 Respeaking is a quick writing technique to transcribe, reformulate or translate an oral text while it is pronounced thanks to the ASR (automatic speech recognition) technology. The ASR technology transforms everything the respeaker dictates to the microphone into written words. This technology offers a wide range of applications: from real-time intralingual and interlingual subtitling of television, cinema and radio products to the transcription of university lectures and conferences as well as the minuting of criminal trials, town council meetings and board meetings.

 The respeaking technique is different from any other subtitling technique because it is based on the respeaker’s oral production of a mid-text (MT) which will then be transcribed by the TAL software (Automatic Language Treatment). The respeaker listens and looks at the source text (ST), reformulates it, translates it or repeats it orally, thus creating a MT1 for the machine, which, by means of suitable software, processes and transforms the vocal input into electronic subtitles (MT2) which shall then be verified, corrected if necessary and transmitted to the TV screens (TT). There is obviously a slight drawback: 2 seconds (with no correction) to 8 seconds are necessary for the respeaker to perceive, receive and understand the ST, to mentally process it so as to produce the MT1, for the human-machine interaction, for the transmission from one software to the other, for the control and, if necessary, correction of the transcription and for the actual transmission of the subtitles, thus causing a delay between the production of the ST and the display of the relevant subtitles.

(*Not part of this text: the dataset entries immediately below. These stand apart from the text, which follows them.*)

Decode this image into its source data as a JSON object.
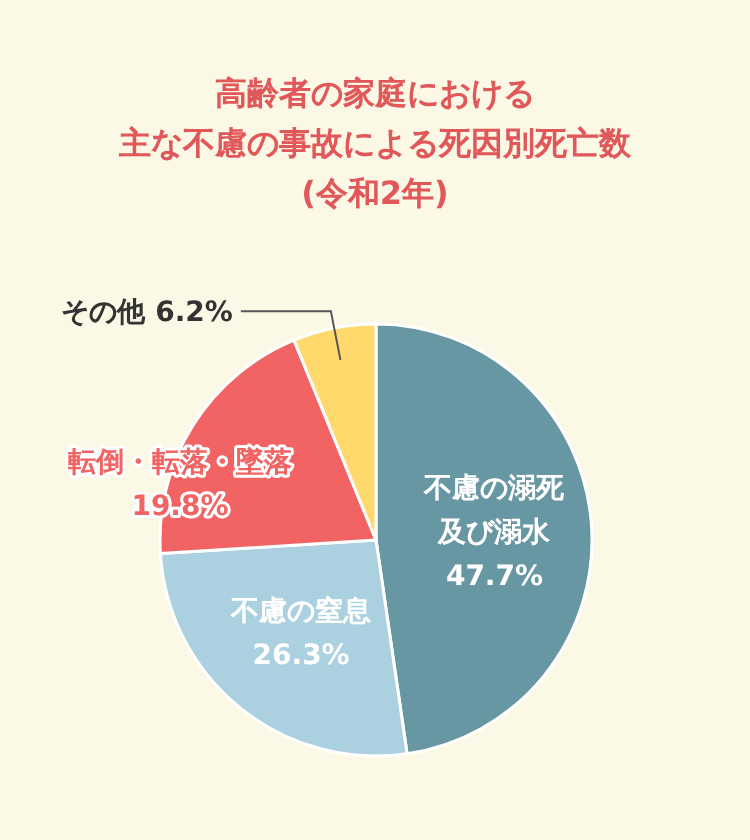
{
  "chart_data": {
    "type": "pie",
    "title": "高齢者の家庭における",
    "subtitle": "主な不慮の事故による死因別死亡数",
    "annotations": [
      "(令和2年)"
    ],
    "categories": [
      "不慮の溺死及び溺水",
      "不慮の窒息",
      "転倒・転落・墜落",
      "その他"
    ],
    "values": [
      47.7,
      26.3,
      19.8,
      6.2
    ],
    "colors": [
      "#6897a4",
      "#abd0df",
      "#f26464",
      "#ffd96b"
    ],
    "value_labels": [
      "47.7%",
      "26.3%",
      "19.8%",
      "6.2%"
    ]
  }
}
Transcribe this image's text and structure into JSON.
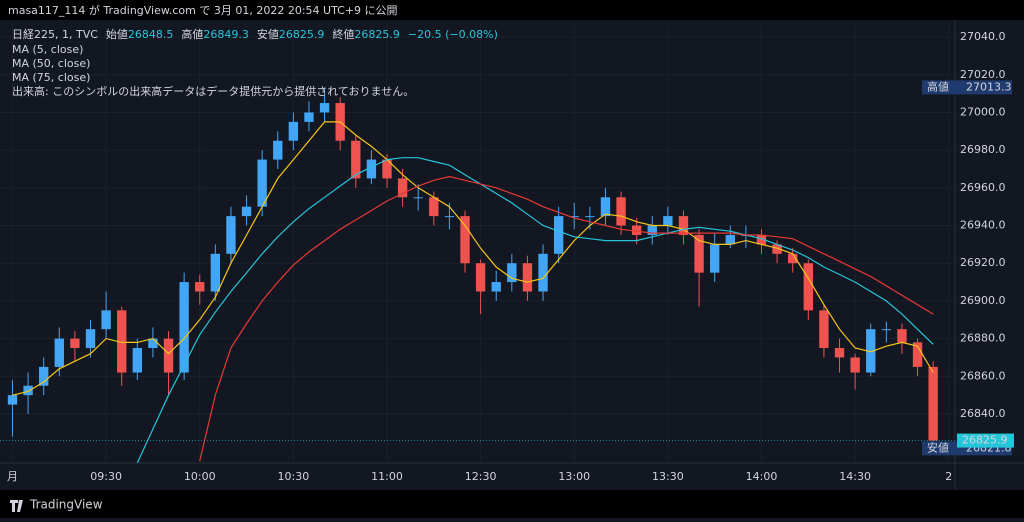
{
  "header": "masa117_114 が TradingView.com で 3月 01, 2022 20:54 UTC+9 に公開",
  "footer": "TradingView",
  "chart_data": {
    "type": "candlestick",
    "symbol": "日経225, 1, TVC",
    "ohlc_legend": [
      {
        "label": "始値",
        "value": 26848.5
      },
      {
        "label": "高値",
        "value": 26849.3
      },
      {
        "label": "安値",
        "value": 26825.9
      },
      {
        "label": "終値",
        "value": 26825.9
      }
    ],
    "change": "−20.5 (−0.08%)",
    "volume_note": "出来高: このシンボルの出来高データはデータ提供元から提供されておりません。",
    "up_color": "#42a5f5",
    "down_color": "#ef5350",
    "x": [
      0,
      5,
      10,
      15,
      20,
      25,
      30,
      35,
      40,
      45,
      50,
      55,
      60,
      65,
      70,
      75,
      80,
      85,
      90,
      95,
      100,
      105,
      110,
      115,
      120,
      125,
      130,
      135,
      140,
      145,
      150,
      155,
      160,
      165,
      170,
      175,
      180,
      185,
      190,
      195,
      200,
      205,
      210,
      215,
      220,
      225,
      230,
      235,
      240,
      245,
      250,
      255,
      260,
      265,
      270,
      275,
      280,
      285,
      290,
      295
    ],
    "open": [
      26845,
      26850,
      26855,
      26865,
      26880,
      26875,
      26885,
      26895,
      26862,
      26875,
      26880,
      26862,
      26910,
      26905,
      26925,
      26945,
      26950,
      26975,
      26985,
      26995,
      27000,
      27005,
      26985,
      26965,
      26975,
      26965,
      26955,
      26955,
      26945,
      26945,
      26920,
      26905,
      26910,
      26920,
      26905,
      26925,
      26945,
      26945,
      26945,
      26955,
      26940,
      26935,
      26940,
      26945,
      26935,
      26915,
      26930,
      26935,
      26935,
      26930,
      26925,
      26920,
      26895,
      26875,
      26870,
      26862,
      26885,
      26885,
      26878,
      26865
    ],
    "high": [
      26858,
      26862,
      26870,
      26886,
      26884,
      26890,
      26905,
      26897,
      26880,
      26886,
      26884,
      26915,
      26914,
      26930,
      26950,
      26956,
      26980,
      26990,
      27000,
      27006,
      27013.3,
      27008,
      26988,
      26980,
      26978,
      26970,
      26962,
      26958,
      26952,
      26948,
      26922,
      26916,
      26925,
      26924,
      26930,
      26950,
      26952,
      26950,
      26960,
      26958,
      26944,
      26945,
      26950,
      26948,
      26938,
      26936,
      26940,
      26940,
      26938,
      26932,
      26928,
      26922,
      26898,
      26880,
      26872,
      26888,
      26889,
      26888,
      26880,
      26868
    ],
    "low": [
      26828,
      26840,
      26850,
      26860,
      26868,
      26870,
      26880,
      26855,
      26858,
      26870,
      26850,
      26858,
      26898,
      26900,
      26920,
      26940,
      26945,
      26970,
      26980,
      26990,
      26995,
      26980,
      26960,
      26962,
      26960,
      26950,
      26948,
      26940,
      26938,
      26915,
      26893,
      26900,
      26905,
      26900,
      26900,
      26920,
      26938,
      26938,
      26940,
      26935,
      26930,
      26930,
      26935,
      26930,
      26897,
      26910,
      26928,
      26928,
      26925,
      26920,
      26915,
      26890,
      26870,
      26862,
      26853,
      26860,
      26878,
      26872,
      26860,
      26821.8
    ],
    "close": [
      26850,
      26855,
      26865,
      26880,
      26875,
      26885,
      26895,
      26862,
      26875,
      26880,
      26862,
      26910,
      26905,
      26925,
      26945,
      26950,
      26975,
      26985,
      26995,
      27000,
      27005,
      26985,
      26965,
      26975,
      26965,
      26955,
      26955,
      26945,
      26945,
      26920,
      26905,
      26910,
      26920,
      26905,
      26925,
      26945,
      26945,
      26945,
      26955,
      26940,
      26935,
      26940,
      26945,
      26935,
      26915,
      26930,
      26935,
      26935,
      26930,
      26925,
      26920,
      26895,
      26875,
      26870,
      26862,
      26885,
      26885,
      26878,
      26865,
      26825.9
    ],
    "series": [
      {
        "name": "MA (5, close)",
        "color": "#f5c518",
        "values": [
          26850,
          26852,
          26857,
          26864,
          26868,
          26872,
          26880,
          26878,
          26878,
          26880,
          26872,
          26880,
          26890,
          26902,
          26920,
          26935,
          26950,
          26965,
          26975,
          26985,
          26995,
          26995,
          26988,
          26982,
          26975,
          26967,
          26960,
          26955,
          26950,
          26940,
          26928,
          26918,
          26912,
          26910,
          26912,
          26922,
          26932,
          26940,
          26946,
          26945,
          26942,
          26940,
          26940,
          26938,
          26932,
          26930,
          26930,
          26932,
          26930,
          26928,
          26925,
          26912,
          26898,
          26885,
          26875,
          26873,
          26876,
          26878,
          26876,
          26862
        ]
      },
      {
        "name": "MA (50, close)",
        "color": "#26c6da",
        "values": [
          null,
          null,
          null,
          null,
          null,
          null,
          null,
          null,
          26814,
          26832,
          26850,
          26866,
          26882,
          26894,
          26905,
          26915,
          26925,
          26934,
          26942,
          26949,
          26955,
          26961,
          26967,
          26971,
          26975,
          26976,
          26976,
          26974,
          26972,
          26967,
          26962,
          26957,
          26952,
          26946,
          26940,
          26937,
          26934,
          26933,
          26932,
          26932,
          26932,
          26934,
          26936,
          26938,
          26939,
          26938,
          26937,
          26935,
          26933,
          26930,
          26927,
          26923,
          26918,
          26914,
          26910,
          26905,
          26900,
          26893,
          26885,
          26877
        ]
      },
      {
        "name": "MA (75, close)",
        "color": "#e53935",
        "values": [
          null,
          null,
          null,
          null,
          null,
          null,
          null,
          null,
          null,
          null,
          null,
          null,
          26815,
          26850,
          26875,
          26888,
          26900,
          26910,
          26919,
          26926,
          26932,
          26938,
          26943,
          26948,
          26953,
          26957,
          26961,
          26964,
          26966,
          26964,
          26962,
          26960,
          26957,
          26954,
          26950,
          26947,
          26944,
          26942,
          26940,
          26938,
          26937,
          26936,
          26936,
          26936,
          26936,
          26936,
          26936,
          26935,
          26935,
          26934,
          26933,
          26929,
          26925,
          26921,
          26917,
          26913,
          26908,
          26903,
          26898,
          26893
        ]
      }
    ],
    "price_labels": [
      {
        "label": "高値",
        "value": 27013.3
      },
      {
        "label": "安値",
        "value": 26821.8
      }
    ],
    "last_price": 26825.9,
    "xlim": [
      -4,
      302
    ],
    "xticks": [
      {
        "value": 0,
        "label": "月"
      },
      {
        "value": 30,
        "label": "09:30"
      },
      {
        "value": 60,
        "label": "10:00"
      },
      {
        "value": 90,
        "label": "10:30"
      },
      {
        "value": 120,
        "label": "11:00"
      },
      {
        "value": 150,
        "label": "12:30"
      },
      {
        "value": 180,
        "label": "13:00"
      },
      {
        "value": 210,
        "label": "13:30"
      },
      {
        "value": 240,
        "label": "14:00"
      },
      {
        "value": 270,
        "label": "14:30"
      },
      {
        "value": 300,
        "label": "2"
      }
    ],
    "ylim": [
      26814,
      27048
    ],
    "yticks": [
      {
        "value": 26840,
        "label": "26840.0"
      },
      {
        "value": 26860,
        "label": "26860.0"
      },
      {
        "value": 26880,
        "label": "26880.0"
      },
      {
        "value": 26900,
        "label": "26900.0"
      },
      {
        "value": 26920,
        "label": "26920.0"
      },
      {
        "value": 26940,
        "label": "26940.0"
      },
      {
        "value": 26960,
        "label": "26960.0"
      },
      {
        "value": 26980,
        "label": "26980.0"
      },
      {
        "value": 27000,
        "label": "27000.0"
      },
      {
        "value": 27020,
        "label": "27020.0"
      },
      {
        "value": 27040,
        "label": "27040.0"
      }
    ],
    "grid": true
  }
}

 From a practical point of view, respeaking follows this process: 



 The respeaker usually works in soundproof booths and must be ready to subtitle any kind of program, with different speeds of speech and different technical terminology. If the program to be subtitled lasts longer than a working turn (from 15 to 40 minutes, depending on the respeaker’s experience and on the type of program) or is particularly complicated (discussions, parliamentary debates, etc.), two respeakers work together taking turns or ‘dividing’ the speakers. Thanks to modern technology, the respeaker has no need to be present where the program is shot and can even work from home.

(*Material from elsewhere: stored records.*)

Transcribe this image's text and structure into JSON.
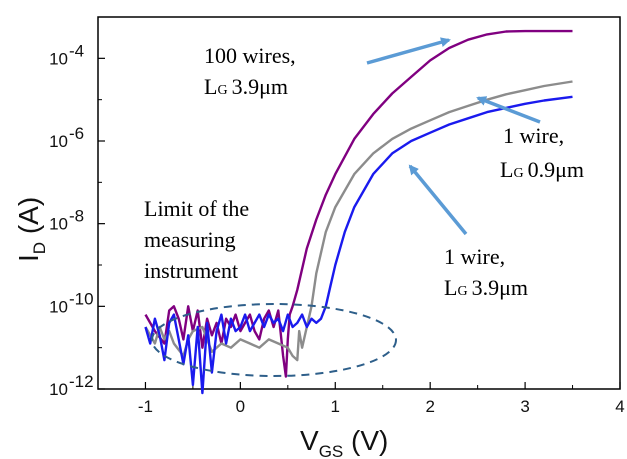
{
  "chart_data": {
    "type": "line",
    "y_scale": "log",
    "xlim": [
      -1.5,
      4
    ],
    "ylim_log10": [
      -12,
      -3
    ],
    "x_ticks": [
      {
        "value": -1,
        "label": "-1"
      },
      {
        "value": 0,
        "label": "0"
      },
      {
        "value": 1,
        "label": "1"
      },
      {
        "value": 2,
        "label": "2"
      },
      {
        "value": 3,
        "label": "3"
      },
      {
        "value": 4,
        "label": "4"
      }
    ],
    "y_ticks": [
      {
        "exp": -12,
        "base": "10",
        "sup": "-12"
      },
      {
        "exp": -10,
        "base": "10",
        "sup": "-10"
      },
      {
        "exp": -8,
        "base": "10",
        "sup": "-8"
      },
      {
        "exp": -6,
        "base": "10",
        "sup": "-6"
      },
      {
        "exp": -4,
        "base": "10",
        "sup": "-4"
      }
    ],
    "xlabel": {
      "main": "V",
      "sub": "GS",
      "unit": " (V)"
    },
    "ylabel": {
      "main": "I",
      "sub": "D",
      "unit": " (A)"
    },
    "series": [
      {
        "color": "#800080",
        "points": [
          [
            -1.0,
            -10.2
          ],
          [
            -0.9,
            -10.6
          ],
          [
            -0.8,
            -10.9
          ],
          [
            -0.75,
            -10.1
          ],
          [
            -0.7,
            -10.0
          ],
          [
            -0.65,
            -10.3
          ],
          [
            -0.6,
            -10.8
          ],
          [
            -0.55,
            -10.0
          ],
          [
            -0.5,
            -10.6
          ],
          [
            -0.45,
            -10.1
          ],
          [
            -0.4,
            -11.0
          ],
          [
            -0.35,
            -10.3
          ],
          [
            -0.3,
            -10.7
          ],
          [
            -0.25,
            -10.4
          ],
          [
            -0.2,
            -10.9
          ],
          [
            -0.15,
            -10.3
          ],
          [
            -0.1,
            -10.5
          ],
          [
            -0.05,
            -10.2
          ],
          [
            0.0,
            -10.6
          ],
          [
            0.05,
            -10.4
          ],
          [
            0.1,
            -10.2
          ],
          [
            0.15,
            -10.6
          ],
          [
            0.2,
            -10.8
          ],
          [
            0.25,
            -10.3
          ],
          [
            0.3,
            -10.1
          ],
          [
            0.35,
            -10.5
          ],
          [
            0.4,
            -10.1
          ],
          [
            0.45,
            -11.2
          ],
          [
            0.48,
            -11.7
          ],
          [
            0.5,
            -10.8
          ],
          [
            0.52,
            -10.2
          ],
          [
            0.55,
            -10.0
          ],
          [
            0.6,
            -9.6
          ],
          [
            0.7,
            -8.6
          ],
          [
            0.8,
            -7.9
          ],
          [
            0.9,
            -7.3
          ],
          [
            1.0,
            -6.8
          ],
          [
            1.2,
            -5.95
          ],
          [
            1.4,
            -5.35
          ],
          [
            1.6,
            -4.85
          ],
          [
            1.8,
            -4.45
          ],
          [
            2.0,
            -4.05
          ],
          [
            2.2,
            -3.75
          ],
          [
            2.4,
            -3.55
          ],
          [
            2.6,
            -3.42
          ],
          [
            2.8,
            -3.35
          ],
          [
            3.0,
            -3.34
          ],
          [
            3.2,
            -3.34
          ],
          [
            3.5,
            -3.34
          ]
        ]
      },
      {
        "color": "#8c8c8c",
        "points": [
          [
            -1.0,
            -10.5
          ],
          [
            -0.9,
            -10.9
          ],
          [
            -0.85,
            -10.5
          ],
          [
            -0.8,
            -10.8
          ],
          [
            -0.75,
            -10.6
          ],
          [
            -0.7,
            -10.9
          ],
          [
            -0.6,
            -11.2
          ],
          [
            -0.55,
            -10.8
          ],
          [
            -0.5,
            -10.6
          ],
          [
            -0.4,
            -10.5
          ],
          [
            -0.3,
            -11.1
          ],
          [
            -0.2,
            -10.9
          ],
          [
            -0.1,
            -11.0
          ],
          [
            0.0,
            -10.8
          ],
          [
            0.1,
            -10.9
          ],
          [
            0.2,
            -11.0
          ],
          [
            0.3,
            -10.8
          ],
          [
            0.4,
            -10.9
          ],
          [
            0.5,
            -11.0
          ],
          [
            0.55,
            -11.2
          ],
          [
            0.6,
            -11.3
          ],
          [
            0.62,
            -10.6
          ],
          [
            0.65,
            -11.0
          ],
          [
            0.7,
            -10.5
          ],
          [
            0.75,
            -10.0
          ],
          [
            0.8,
            -9.2
          ],
          [
            0.9,
            -8.2
          ],
          [
            1.0,
            -7.6
          ],
          [
            1.2,
            -6.8
          ],
          [
            1.4,
            -6.3
          ],
          [
            1.6,
            -5.95
          ],
          [
            1.8,
            -5.7
          ],
          [
            2.0,
            -5.5
          ],
          [
            2.2,
            -5.3
          ],
          [
            2.4,
            -5.15
          ],
          [
            2.6,
            -5.0
          ],
          [
            2.8,
            -4.87
          ],
          [
            3.0,
            -4.77
          ],
          [
            3.2,
            -4.67
          ],
          [
            3.5,
            -4.56
          ]
        ]
      },
      {
        "color": "#1a1aee",
        "points": [
          [
            -1.0,
            -10.5
          ],
          [
            -0.95,
            -10.9
          ],
          [
            -0.9,
            -10.3
          ],
          [
            -0.85,
            -10.7
          ],
          [
            -0.8,
            -11.3
          ],
          [
            -0.75,
            -10.4
          ],
          [
            -0.7,
            -10.2
          ],
          [
            -0.65,
            -10.8
          ],
          [
            -0.6,
            -11.4
          ],
          [
            -0.55,
            -10.7
          ],
          [
            -0.5,
            -11.9
          ],
          [
            -0.45,
            -10.5
          ],
          [
            -0.4,
            -12.1
          ],
          [
            -0.35,
            -10.4
          ],
          [
            -0.3,
            -11.6
          ],
          [
            -0.25,
            -10.6
          ],
          [
            -0.2,
            -10.2
          ],
          [
            -0.15,
            -10.9
          ],
          [
            -0.1,
            -10.3
          ],
          [
            -0.05,
            -10.6
          ],
          [
            0.0,
            -10.5
          ],
          [
            0.05,
            -10.2
          ],
          [
            0.1,
            -10.6
          ],
          [
            0.15,
            -10.4
          ],
          [
            0.2,
            -10.2
          ],
          [
            0.25,
            -10.5
          ],
          [
            0.3,
            -10.2
          ],
          [
            0.35,
            -10.4
          ],
          [
            0.4,
            -10.3
          ],
          [
            0.45,
            -10.6
          ],
          [
            0.5,
            -10.2
          ],
          [
            0.55,
            -10.5
          ],
          [
            0.6,
            -10.4
          ],
          [
            0.65,
            -10.2
          ],
          [
            0.7,
            -10.5
          ],
          [
            0.75,
            -10.3
          ],
          [
            0.8,
            -10.4
          ],
          [
            0.85,
            -10.3
          ],
          [
            0.9,
            -10.0
          ],
          [
            0.95,
            -9.5
          ],
          [
            1.0,
            -9.0
          ],
          [
            1.1,
            -8.2
          ],
          [
            1.2,
            -7.6
          ],
          [
            1.4,
            -6.8
          ],
          [
            1.6,
            -6.3
          ],
          [
            1.8,
            -6.0
          ],
          [
            2.0,
            -5.8
          ],
          [
            2.2,
            -5.6
          ],
          [
            2.4,
            -5.45
          ],
          [
            2.6,
            -5.3
          ],
          [
            2.8,
            -5.2
          ],
          [
            3.0,
            -5.1
          ],
          [
            3.2,
            -5.02
          ],
          [
            3.5,
            -4.93
          ]
        ]
      }
    ],
    "annotations": [
      {
        "lines": [
          "100 wires,"
        ],
        "lg": "3.9μm"
      },
      {
        "lines": [
          "1 wire,"
        ],
        "lg": "0.9μm"
      },
      {
        "lines": [
          "1 wire,"
        ],
        "lg": "3.9μm"
      },
      {
        "lines": [
          "Limit of the",
          "measuring",
          "instrument"
        ]
      }
    ],
    "lg_main": "L",
    "lg_sub": "G",
    "arrow_color": "#5b9bd5",
    "ellipse_color": "#2e5f8a"
  }
}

 From a psycho-cognitive perspective, respeaking requires deep concentration, the ability to work under stress and the right amount of resolution not to give up in front of results which are inevitably imperfect. The respeaker has to carry out various activities at the same time:

  • continuously monitor the video to check that the delayed display of subtitles does not affect the communicative efficacy of the TT. If this is the case, special strategies, such as clarification, shall be used;
  • listen to the audio and understand a text s/he’s never heard before (in some cases the respeaker can see the program in advance, but there is no time to prepare pre-recorded subtitles) and which is not always predictable;
  • dictate to the machine a clear and recognizable MT1 resulting from the reformulation, repetition or translation of the ST, while bearing in mind that the TT shall be fully comprehensible to the audience and possibly contain no mistake;
  • check and, if necessary, correct the MT2 before transmitting it (this is not necessary if the respeaker works with an editor or if the subtitling company immediately broadcasts the subtitles the way they are recognized by the machine);
  • transmit the subtitles (not necessary if there is an editor or if the option ‘automatic transmission’ is selected).

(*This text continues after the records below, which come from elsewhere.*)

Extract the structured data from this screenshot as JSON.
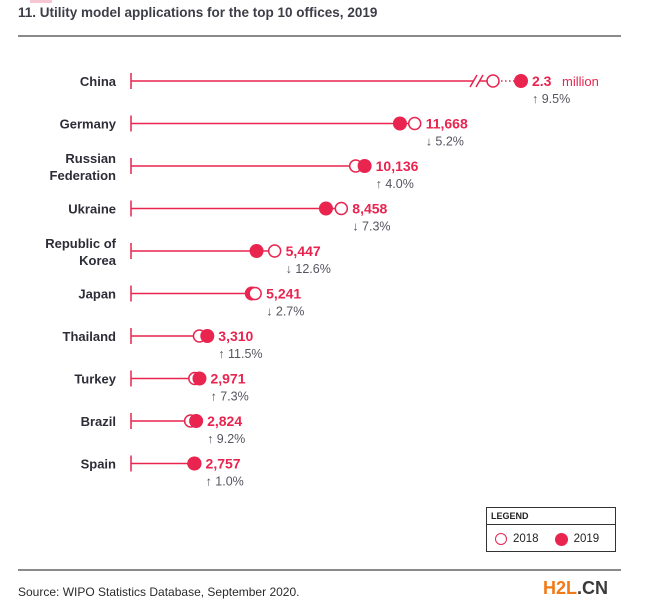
{
  "chart_data": {
    "type": "dumbbell",
    "title": "11. Utility model applications for the top 10 offices, 2019",
    "source": "Source: WIPO Statistics Database, September 2020.",
    "colors": {
      "accent": "#e8244f",
      "text": "#2d2d38",
      "change": "#555560"
    },
    "legend": {
      "title": "LEGEND",
      "items": [
        {
          "label": "2018",
          "style": "open"
        },
        {
          "label": "2019",
          "style": "filled"
        }
      ],
      "placement": "bottom-right"
    },
    "series_names": [
      "2018",
      "2019"
    ],
    "rows": [
      {
        "office": [
          "China"
        ],
        "value_2018": 2069000,
        "value_2019": 2300000,
        "value_label": "2.3",
        "unit": "million",
        "change": "↑ 9.5%",
        "axis_break": true
      },
      {
        "office": [
          "Germany"
        ],
        "value_2018": 12308,
        "value_2019": 11668,
        "value_label": "11,668",
        "change": "↓ 5.2%"
      },
      {
        "office": [
          "Russian",
          "Federation"
        ],
        "value_2018": 9746,
        "value_2019": 10136,
        "value_label": "10,136",
        "change": "↑ 4.0%"
      },
      {
        "office": [
          "Ukraine"
        ],
        "value_2018": 9124,
        "value_2019": 8458,
        "value_label": "8,458",
        "change": "↓ 7.3%"
      },
      {
        "office": [
          "Republic of",
          "Korea"
        ],
        "value_2018": 6232,
        "value_2019": 5447,
        "value_label": "5,447",
        "change": "↓ 12.6%"
      },
      {
        "office": [
          "Japan"
        ],
        "value_2018": 5386,
        "value_2019": 5241,
        "value_label": "5,241",
        "change": "↓ 2.7%"
      },
      {
        "office": [
          "Thailand"
        ],
        "value_2018": 2969,
        "value_2019": 3310,
        "value_label": "3,310",
        "change": "↑ 11.5%"
      },
      {
        "office": [
          "Turkey"
        ],
        "value_2018": 2769,
        "value_2019": 2971,
        "value_label": "2,971",
        "change": "↑ 7.3%"
      },
      {
        "office": [
          "Brazil"
        ],
        "value_2018": 2586,
        "value_2019": 2824,
        "value_label": "2,824",
        "change": "↑ 9.2%"
      },
      {
        "office": [
          "Spain"
        ],
        "value_2018": 2730,
        "value_2019": 2757,
        "value_label": "2,757",
        "change": "↑ 1.0%"
      }
    ]
  },
  "watermark": {
    "part_a": "H2L",
    "part_b": ".CN"
  }
}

 More in detail, the respeaker’s psycho-cognitive efforts comprise the following:

- the immediate conversion of an oral text into one which will be written: time constraints and the requests of the deaf associations advocate verbatim subtitles (for intralingual subtitling). However, the conversion from oral to written inevitably entails an adjustment of the text, for which the above listed tactics shall be taken into account to generate the desired final product. All this shall be done while listening to the original speech, monitoring the video and observing the processing limits of the machine to avoid a system overload;

- good use of the software and of the peripheral devices (microphone, earphones, keyboard in case the text shall be corrected, etc.);

- the regulation of one’s voice volume and pitch, a good pronunciation, clear and precise articulation and enunciation of words, the use of short pauses, etc., to ensure a good human-machine interaction;

- the use of easily recognizable terms and the pre-editing of mistakes which could occur due to limitations of the software (homonyms, homophones, similar and/or unknown words, etc.);

- the ability to cope with the stress and frustration due to mistakes made and/or to poor solutions found;

- the coordination with other professionals, such as the editor or other respeakers with whom one works in turns;

- in interlingual respeaking, the transfer between different languages and cultures.

 If these routine activities were accompanied by the continuous verification of the transcribed text, the post-editing correction of mistakes, the manual transmission of subtitles and the check of the final product, the psycho-cognitive stress would be huge and would increase the number of mistakes made by the respeaker. The more mistakes are made, the bigger the stress and frustration due to the poor results achieved; this affects concentration, causing even more mistakes. This is why the presence of an editor is deemed necessary.